Tell you what. I will start letting the launcher run every time it wants to by answering “Yes”. I’ll just go on faith that Blizzard has a valid reason. The worst thing that could happen is my desktop gets infected with malware. I’m prepared for that. I do a Windows clean install probably every two months just for precaution.

Some time ago, I reported to Microsoft via the Microsoft Insider Program that my account was receiving 10 to 15 failed sign-on attempts per day from foreign countries, mostly South America countries, but it really was not South America. I was never notified about those failed sign-on attempts when they happened. One day I looked at my Microsoft account, Security, Sign-on attempts. I saw where I was getting 10 to 15 failed sign-on attempts per day from foreign countries (I use 2FA which they could not break). It took Microsoft some time to put a stop to that. Today, I don’t get any.

I am not paranoid, but even paranoid people have enemies!

And in doing so, you’re allowing it to perform those exact same operations you’re being paranoid about… It just skips the UAC prompt because it’s a trusted installer and almost everything system related already has TrustedInstaller special permissions allowed.

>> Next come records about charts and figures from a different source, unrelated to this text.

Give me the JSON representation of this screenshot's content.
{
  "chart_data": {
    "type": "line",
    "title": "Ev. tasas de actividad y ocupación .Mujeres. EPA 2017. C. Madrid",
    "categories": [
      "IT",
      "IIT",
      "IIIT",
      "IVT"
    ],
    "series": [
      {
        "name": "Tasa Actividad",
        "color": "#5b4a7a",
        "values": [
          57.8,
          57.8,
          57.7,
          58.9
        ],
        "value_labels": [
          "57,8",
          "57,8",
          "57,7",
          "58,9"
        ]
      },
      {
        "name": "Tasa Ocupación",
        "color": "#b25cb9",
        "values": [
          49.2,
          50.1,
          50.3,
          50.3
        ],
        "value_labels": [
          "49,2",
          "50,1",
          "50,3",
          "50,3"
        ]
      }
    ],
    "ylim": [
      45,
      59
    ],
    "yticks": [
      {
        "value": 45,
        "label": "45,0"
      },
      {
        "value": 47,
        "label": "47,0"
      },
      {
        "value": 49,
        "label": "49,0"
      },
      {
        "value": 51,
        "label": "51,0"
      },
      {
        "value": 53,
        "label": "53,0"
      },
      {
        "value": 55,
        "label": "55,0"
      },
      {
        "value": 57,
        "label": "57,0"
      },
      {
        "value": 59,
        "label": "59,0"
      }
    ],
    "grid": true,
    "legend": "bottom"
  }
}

The WoW installer on my computer does not need to run almost every time I start WoW, i.e. 3 to 4 times a day and annoy me by asking my permission. Is this happening with all WoW subscribers. If you tell me, it is, I applaud Blizzard for tightening up their security. Just don’t ask permission of the user and upset them with all this security stuff. It’s your product.

For your information all my sensitive applications, like Fidelity Active Trader Pro, are on another computer that (1) is air gapped and (2) has 2FA at a minimum. I have a lot of assets and other stuff that needs to be well protected. If you knew what is currently going in the current active cyber war between the US, Russia, China, North Korea, and Iran, even you would be more security conscience. Serious malware, once installed, hides until called upon up to act. The cyber war is constant, very serious, and ongoing. Don’t think because you are not on the front line and have a little home computer, you are immune.

I know to you, what I do seems extreme, but it is not. When I worked in intelligence for the military at the underground at SAC Headquarters in Bellevue, Neb. in the late 60’s during the Vietnam war, I learned a lot about security. Everything, and I mean everything, was shielded and air gapped for a good reason. All vaults were separately shielded. To get in a vault you not only had to know the door lock combination, but there was a guard on the other side of the door watching you on a video camera. If he didn’t recognize you, you didn’t get in even if you knew the door combination. In fact, you got arrested by the military guards, marched to the front desk where they called your boss to vouch for you and come get you. One day a friend of mine forgot his badge when he went to cafeteria. He was arrested and force to run all the way from the underground with the guards tapping him with batons and telling him to run faster (don’t want to give them time to think). He didn’t forget his badge after that.

Anyway, I am telling you all this because we are all involve in the cyber wars currently going on, whether you are aware of it or not.

I won’t complain on this subject anymore. But I will answer any questions you have. I was on a 10-year requirement not to talk about this spy satellite program This requirement expired in the 70’s. Technology moves fast.